Dr Low calls these recalls “particularly disruptive”, stating that through them “people can end up losing their homes, custody of children, and their job, if they had one, while receiving no constructive support within prison to support their desistance [stopping reoffending].”
Issues with reoffending continue to be systemic, as prison-leavers who are already more likely to reoffend, for example those committing lower-level crime, are also more likely to become rough sleepers on release from custody; increasing the likelihood of a reoffending cycle.
68.4% of adult offenders with a sentence less than or equal to 6 months reoffend, and those with the same sentence made up 62.4% of rough sleepers in the year up to March 2025.
As to why so many low-level offenders face street homelessness, Mr Frost explained that “sub-12-month sentences strip any existing tenancy [and] give the Duty to Refer no time to work”, meaning when they are released they have little choice other than rough sleeping.
Lower-level offenders are considered vulnerable before facing homelessness, as Mr Frost said short sentences “are served disproportionately by people with addiction, mental ill-health and care experience.”

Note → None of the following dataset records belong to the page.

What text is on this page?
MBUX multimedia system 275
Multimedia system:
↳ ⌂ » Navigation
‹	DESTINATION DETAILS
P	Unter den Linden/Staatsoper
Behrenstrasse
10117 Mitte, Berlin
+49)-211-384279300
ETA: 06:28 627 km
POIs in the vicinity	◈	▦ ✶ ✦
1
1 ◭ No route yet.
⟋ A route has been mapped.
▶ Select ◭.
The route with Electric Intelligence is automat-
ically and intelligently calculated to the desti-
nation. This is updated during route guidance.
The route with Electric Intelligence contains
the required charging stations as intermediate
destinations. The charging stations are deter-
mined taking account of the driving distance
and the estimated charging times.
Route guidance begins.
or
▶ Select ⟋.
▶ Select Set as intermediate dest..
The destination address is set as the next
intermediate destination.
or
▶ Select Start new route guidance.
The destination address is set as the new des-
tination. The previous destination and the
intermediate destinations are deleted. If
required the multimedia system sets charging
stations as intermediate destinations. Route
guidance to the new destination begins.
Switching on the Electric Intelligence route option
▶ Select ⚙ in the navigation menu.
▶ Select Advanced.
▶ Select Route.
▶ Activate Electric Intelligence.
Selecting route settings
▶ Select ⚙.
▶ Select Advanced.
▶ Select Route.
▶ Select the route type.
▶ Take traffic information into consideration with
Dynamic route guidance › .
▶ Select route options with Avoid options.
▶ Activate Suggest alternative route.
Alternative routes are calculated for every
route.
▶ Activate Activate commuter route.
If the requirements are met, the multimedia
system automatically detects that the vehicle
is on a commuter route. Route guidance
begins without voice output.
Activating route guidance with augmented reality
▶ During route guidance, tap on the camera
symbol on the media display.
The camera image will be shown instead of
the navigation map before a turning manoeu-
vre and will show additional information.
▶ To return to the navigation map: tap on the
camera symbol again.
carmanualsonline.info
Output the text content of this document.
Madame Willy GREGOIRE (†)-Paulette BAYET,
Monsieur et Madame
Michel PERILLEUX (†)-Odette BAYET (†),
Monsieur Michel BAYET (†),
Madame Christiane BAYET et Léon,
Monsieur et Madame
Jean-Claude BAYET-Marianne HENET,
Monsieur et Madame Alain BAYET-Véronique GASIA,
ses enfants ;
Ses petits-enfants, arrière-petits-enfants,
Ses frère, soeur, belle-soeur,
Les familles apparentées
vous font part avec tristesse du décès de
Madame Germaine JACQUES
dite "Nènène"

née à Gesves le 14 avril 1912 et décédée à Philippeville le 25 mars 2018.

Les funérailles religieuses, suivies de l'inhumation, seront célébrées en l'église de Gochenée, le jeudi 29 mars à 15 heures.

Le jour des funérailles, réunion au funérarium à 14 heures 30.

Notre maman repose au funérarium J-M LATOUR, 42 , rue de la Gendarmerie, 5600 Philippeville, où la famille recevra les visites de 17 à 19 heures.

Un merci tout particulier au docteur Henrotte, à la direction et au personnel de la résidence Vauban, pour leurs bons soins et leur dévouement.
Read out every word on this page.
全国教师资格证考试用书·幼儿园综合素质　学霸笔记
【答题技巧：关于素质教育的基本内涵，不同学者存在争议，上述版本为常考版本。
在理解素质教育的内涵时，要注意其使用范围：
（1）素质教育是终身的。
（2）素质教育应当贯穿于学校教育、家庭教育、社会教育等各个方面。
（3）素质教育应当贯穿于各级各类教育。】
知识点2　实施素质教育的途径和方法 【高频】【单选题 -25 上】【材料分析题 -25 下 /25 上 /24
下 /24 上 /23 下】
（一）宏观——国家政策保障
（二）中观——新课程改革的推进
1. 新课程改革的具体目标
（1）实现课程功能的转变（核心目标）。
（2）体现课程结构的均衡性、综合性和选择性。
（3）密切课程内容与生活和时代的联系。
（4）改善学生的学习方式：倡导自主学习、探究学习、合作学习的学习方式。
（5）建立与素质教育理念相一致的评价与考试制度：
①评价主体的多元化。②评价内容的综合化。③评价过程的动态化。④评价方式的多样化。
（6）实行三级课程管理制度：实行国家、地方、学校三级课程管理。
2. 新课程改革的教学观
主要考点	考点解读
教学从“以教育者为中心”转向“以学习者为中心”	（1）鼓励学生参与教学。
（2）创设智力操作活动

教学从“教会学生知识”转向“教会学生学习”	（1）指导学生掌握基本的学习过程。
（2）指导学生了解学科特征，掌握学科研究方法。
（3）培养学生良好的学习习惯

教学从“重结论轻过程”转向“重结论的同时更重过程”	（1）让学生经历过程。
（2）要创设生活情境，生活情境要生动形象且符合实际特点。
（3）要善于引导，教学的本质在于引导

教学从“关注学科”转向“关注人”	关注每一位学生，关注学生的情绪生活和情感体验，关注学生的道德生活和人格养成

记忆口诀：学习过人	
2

Whilst a small number may reoffend specifically to get accommodation and food through prison, “the dominant reason this cohort is over-represented is because lower-level offenders never get any real support to change their behaviour or change their circumstances.” By providing appropriate support, reoffending could decrease for this cohort.
The systemic challenges lower-level offenders face are also demonstrated by prison leavers who committed theft offences being more likely to rough sleep on release from custody, penalising lower-level crimes again.
The seeming inescapability of reoffending increases with theft, with Mr Frost stating that “theft is very often acquisitive offending to feed an addiction, so you have two cycles running at once. Custody interrupts both without breaking either.
“The system effectively manufactures homelessness for this group and then treats their return as a surprise.”
In order to tackle crime as a society, and reduce the £23.6bn cost of reoffending every year, then it is clear that providing housing for prison leavers is a necessary step, with Mr Frost saying accommodation “is the single largest contributor to reducing reoffending.”
Dr Low also affirms the importance of prioritising housing when looking at reoffending as a whole, stating that “it provides a base, for example, to attend treatment programmes or engage with community support. It provides a base to go to and from work.”
Distinguishing living under a roof, compared to having a home, she continued that “somewhere which feels like ‘home’ offers important psychological benefits. For example, a space in which you have control and ownership over and which you can express yourself.”
In order to assist this, instead of the current system of CAS3 (Community Accommodation Service Tier 3) providing 84 nights of temporary accommodation, which Mr Frost says “buys time without buying outcomes”, he suggests “that spend would do far more work if it incentivised private landlords, housing associations and councils to prioritise this cohort, backed by real support: help with evictions, a route for dealing with anti-social behaviour, and indemnity against damage or incidents.
“A tax incentive for private landlords, charities and CICs who take this group on would move the dial further.”
Accessing housing is the problem at the centre of many issues both prison leavers and wider society face, therefore implementing such methods would have an unexpected wide effect. As Mr Frost stated: “Fix housing first and the other interventions actually get a chance to work; skip it and you are pouring resource into a sieve.”